Prince Philip had called for unity among environmentalists for decades. At the Australian Conservation Foundation in 1973, he said, “It’s important for every faction in conservation to realise that we are all part of the same popular conservation movement and that, in spite of differences of emphasis within the movement, our only hope of making any impression on public, industrial or government opinion and outlook is to do our homework and to do our best to work together.”
“People can’t get their heads around a species surviving, they’re more concerned about how you treat a donkey in Sicily”
But the Duke’s passion for conservation was not always straightforward.
In 1961, the same year he became president of the WWF’s British National Appeal, he and the Queen took part in a tiger and rhino hunt during a royal tour of Nepal. They posed in safari suits with the body of an eight-foot tiger in Ranthambore, India, with the Maharajah of Jaipur. The tiger had reportedly been killed by Prince Philip along with a crocodile and six mountain sheep.

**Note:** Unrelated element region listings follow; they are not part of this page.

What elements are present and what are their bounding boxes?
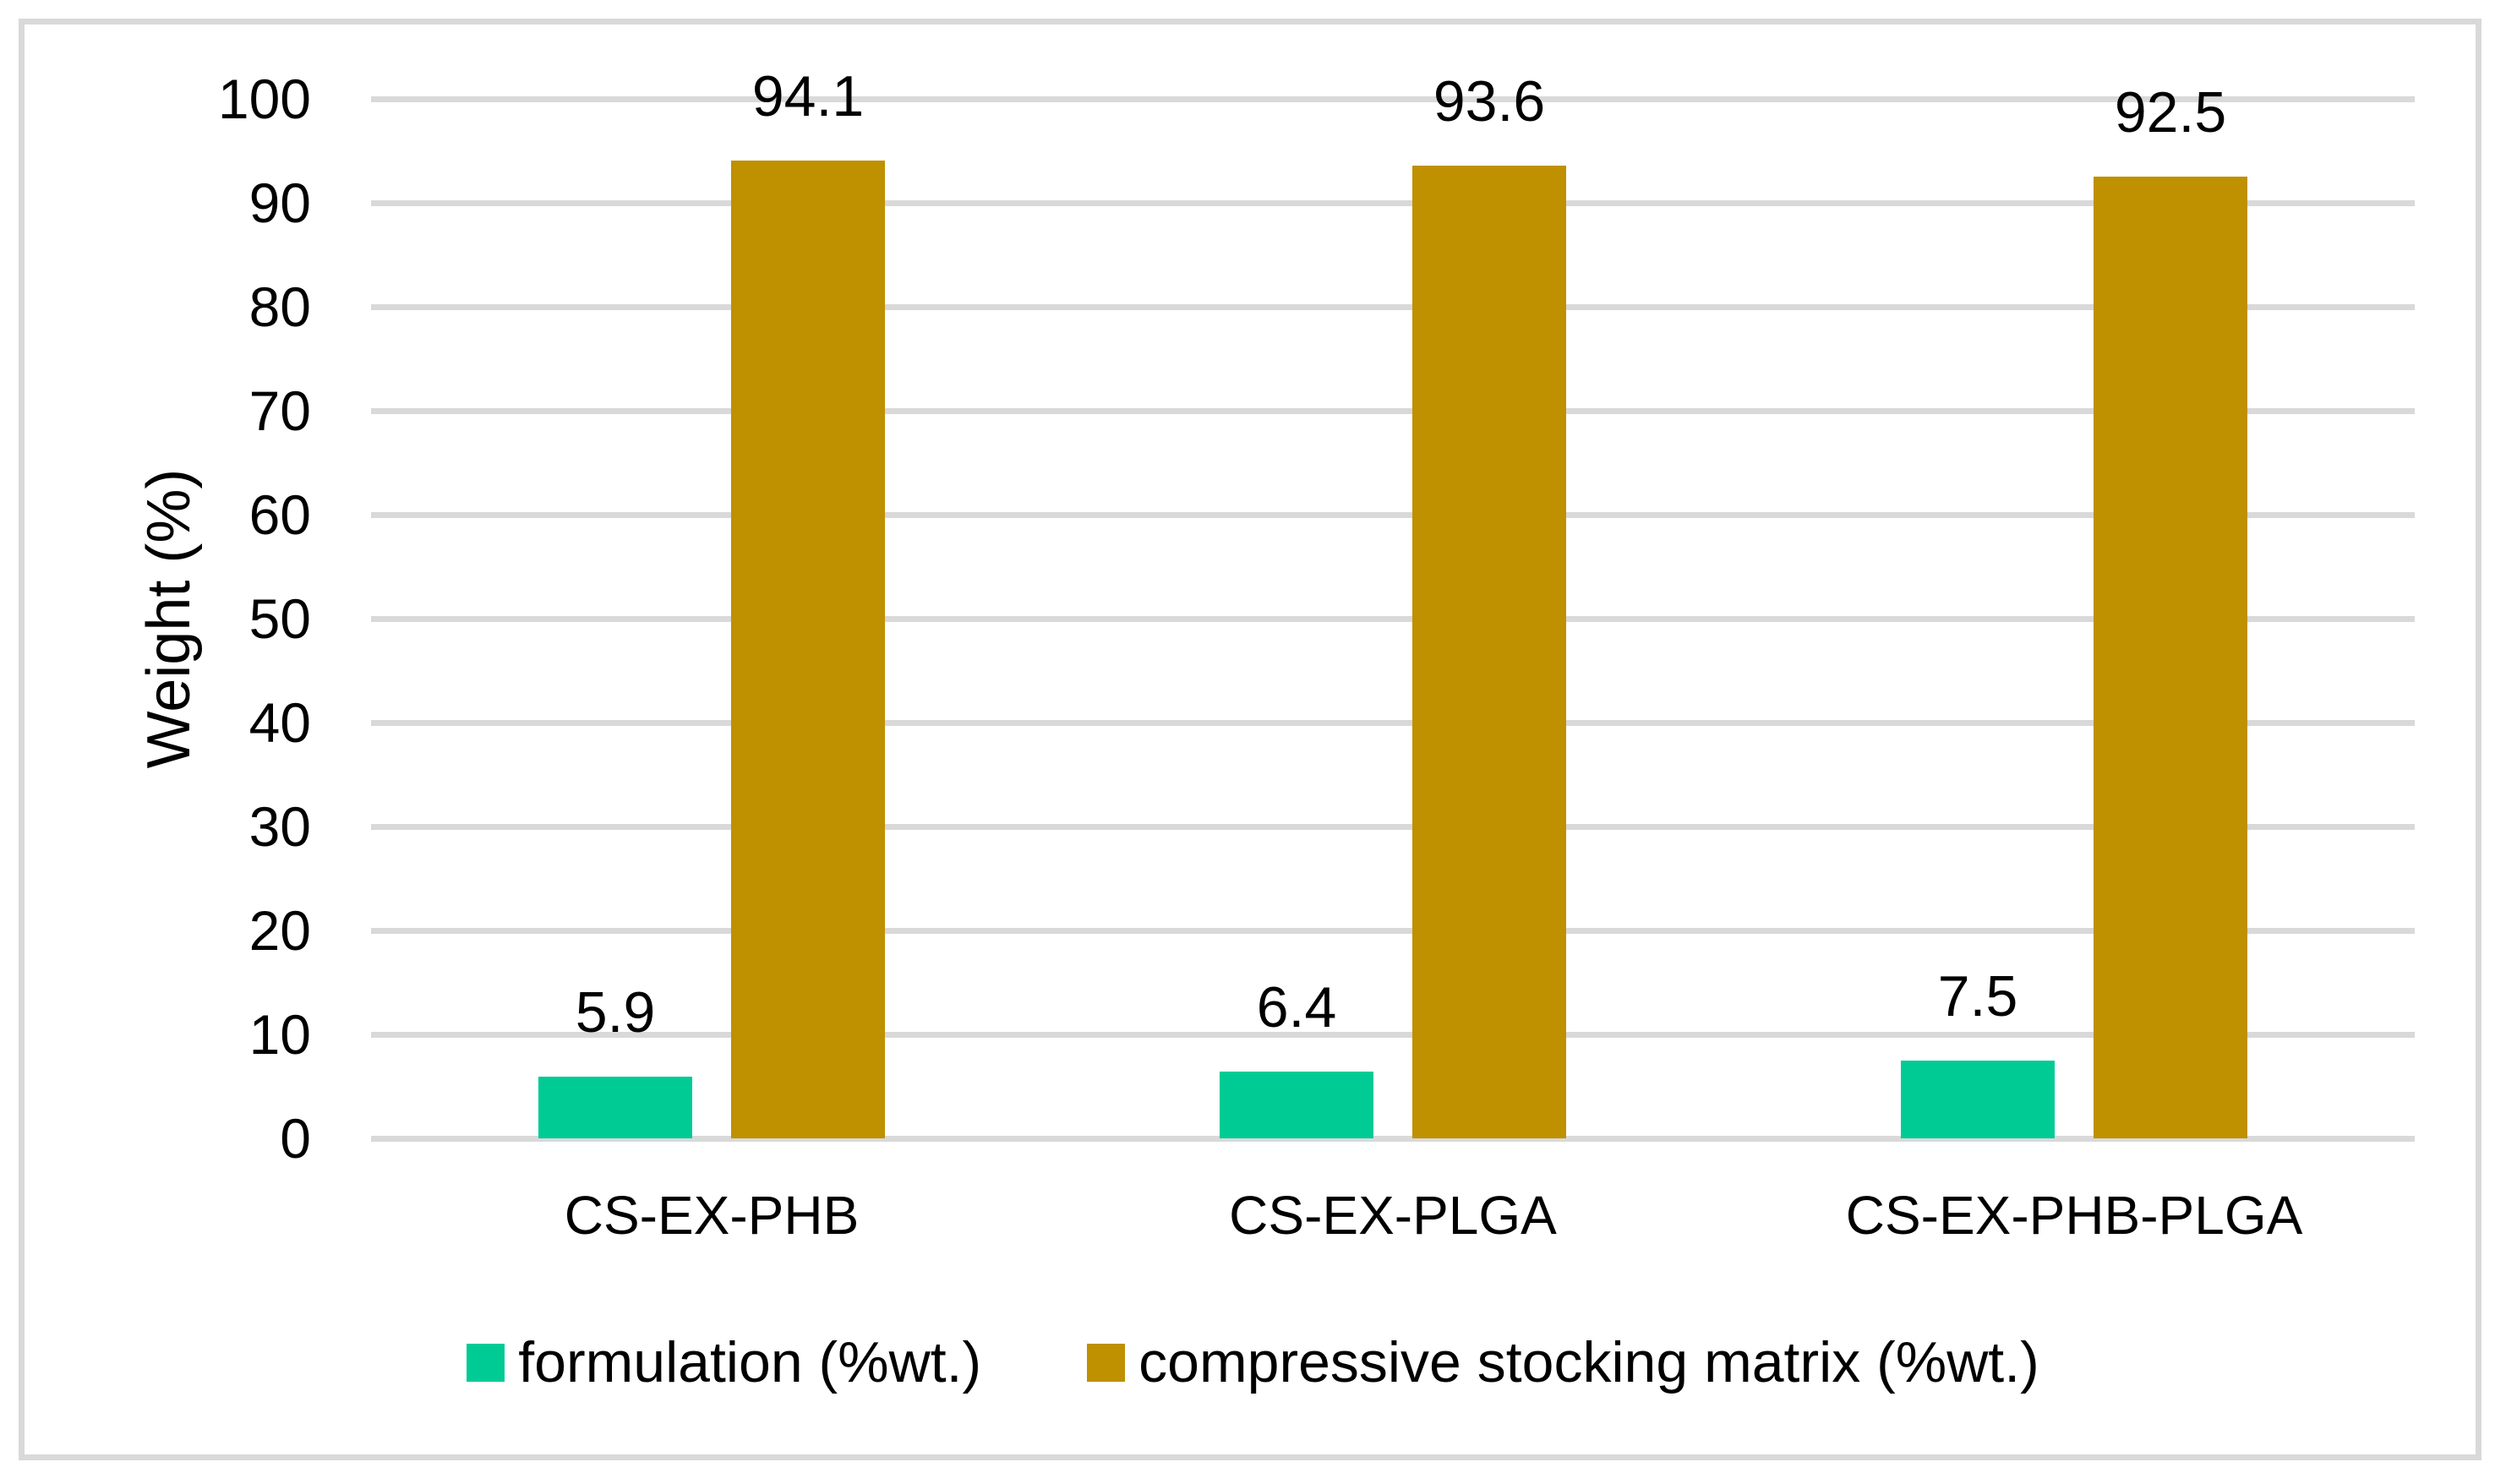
gridline bbox=[371, 720, 2415, 726]
y-axis-tick-labels: 0 10 20 30 40 50 60 70 80 90 100 bbox=[0, 71, 311, 1166]
legend-item: formulation (%wt.) bbox=[467, 1334, 981, 1391]
y-tick-label: 40 bbox=[248, 691, 311, 754]
gridline bbox=[371, 928, 2415, 934]
gridline bbox=[371, 96, 2415, 102]
y-tick-label: 60 bbox=[248, 483, 311, 546]
y-tick-label: 30 bbox=[248, 795, 311, 858]
category-label: CS-EX-PHB-PLGA bbox=[1845, 1185, 2303, 1246]
bar bbox=[1220, 1072, 1373, 1138]
gridline bbox=[371, 1136, 2415, 1142]
legend-label: formulation (%wt.) bbox=[518, 1330, 982, 1394]
x-axis-category-labels: CS-EX-PHB CS-EX-PLGA CS-EX-PHB-PLGA bbox=[371, 1185, 2415, 1252]
legend-swatch bbox=[1087, 1343, 1126, 1382]
plot-area: 5.9 94.1 6.4 93.6 7.5 92.5 bbox=[371, 68, 2415, 1142]
bar-value-label: 93.6 bbox=[1433, 68, 1546, 134]
chart-border-frame bbox=[19, 19, 2481, 1460]
legend: formulation (%wt.) compressive stocking m… bbox=[0, 1334, 2506, 1391]
y-tick-label: 80 bbox=[248, 276, 311, 338]
bar-value-label: 94.1 bbox=[751, 63, 865, 128]
y-tick-label: 50 bbox=[248, 587, 311, 650]
legend-swatch bbox=[467, 1343, 505, 1382]
gridline bbox=[371, 304, 2415, 310]
bar-value-label: 92.5 bbox=[2114, 80, 2227, 145]
bar bbox=[1901, 1060, 2055, 1138]
gridline bbox=[371, 616, 2415, 622]
category-label: CS-EX-PHB bbox=[564, 1185, 860, 1246]
gridline bbox=[371, 408, 2415, 414]
bar-value-label: 6.4 bbox=[1256, 975, 1337, 1040]
gridline bbox=[371, 1032, 2415, 1038]
bar bbox=[2094, 177, 2247, 1138]
bar bbox=[538, 1077, 692, 1138]
gridline bbox=[371, 512, 2415, 518]
legend-label: compressive stocking matrix (%wt.) bbox=[1138, 1330, 2039, 1394]
y-tick-label: 0 bbox=[280, 1107, 311, 1170]
bar-value-label: 5.9 bbox=[575, 980, 656, 1045]
legend-item: compressive stocking matrix (%wt.) bbox=[1087, 1334, 2039, 1391]
bar-value-label: 7.5 bbox=[1937, 963, 2018, 1028]
category-label: CS-EX-PLGA bbox=[1229, 1185, 1557, 1246]
gridline bbox=[371, 824, 2415, 830]
y-tick-label: 10 bbox=[248, 1003, 311, 1066]
y-tick-label: 100 bbox=[217, 68, 311, 130]
y-tick-label: 20 bbox=[248, 899, 311, 962]
bar bbox=[1412, 165, 1566, 1138]
bar bbox=[731, 160, 885, 1138]
y-tick-label: 90 bbox=[248, 172, 311, 234]
y-tick-label: 70 bbox=[248, 379, 311, 442]
gridline bbox=[371, 200, 2415, 206]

He was also an advocate of fox hunting and supported game bird shooting on British moorlands, saying it was necessary to crop such species, but, “You don’t want to exterminate them.”
In a 2011 BBC interview he said, “I think that there’s a difference between being concerned for the conservation of nature and being a bunny-hugger.
“When I was president of the WWF, I got more letters from people about the way animals were treated in zoos than about any concern for the survival of a species. People can’t get their heads around the idea of a species surviving, you know, they’re more concerned about how you treat a donkey in Sicily or something.”
Marco Lambertini, Director General of WWF International, has said, “Today we mourn the loss of a lifelong advocate for the environment. Engaged with WWF since its foundation, the Duke of Edinburgh also extended his patronage to various other environmental causes and organisations.
“His Royal Highness believed we must safeguard the planet and its resources for future generations, and dedicated his life, and position, to inspire individuals and world leaders to protect nature and wildlife.”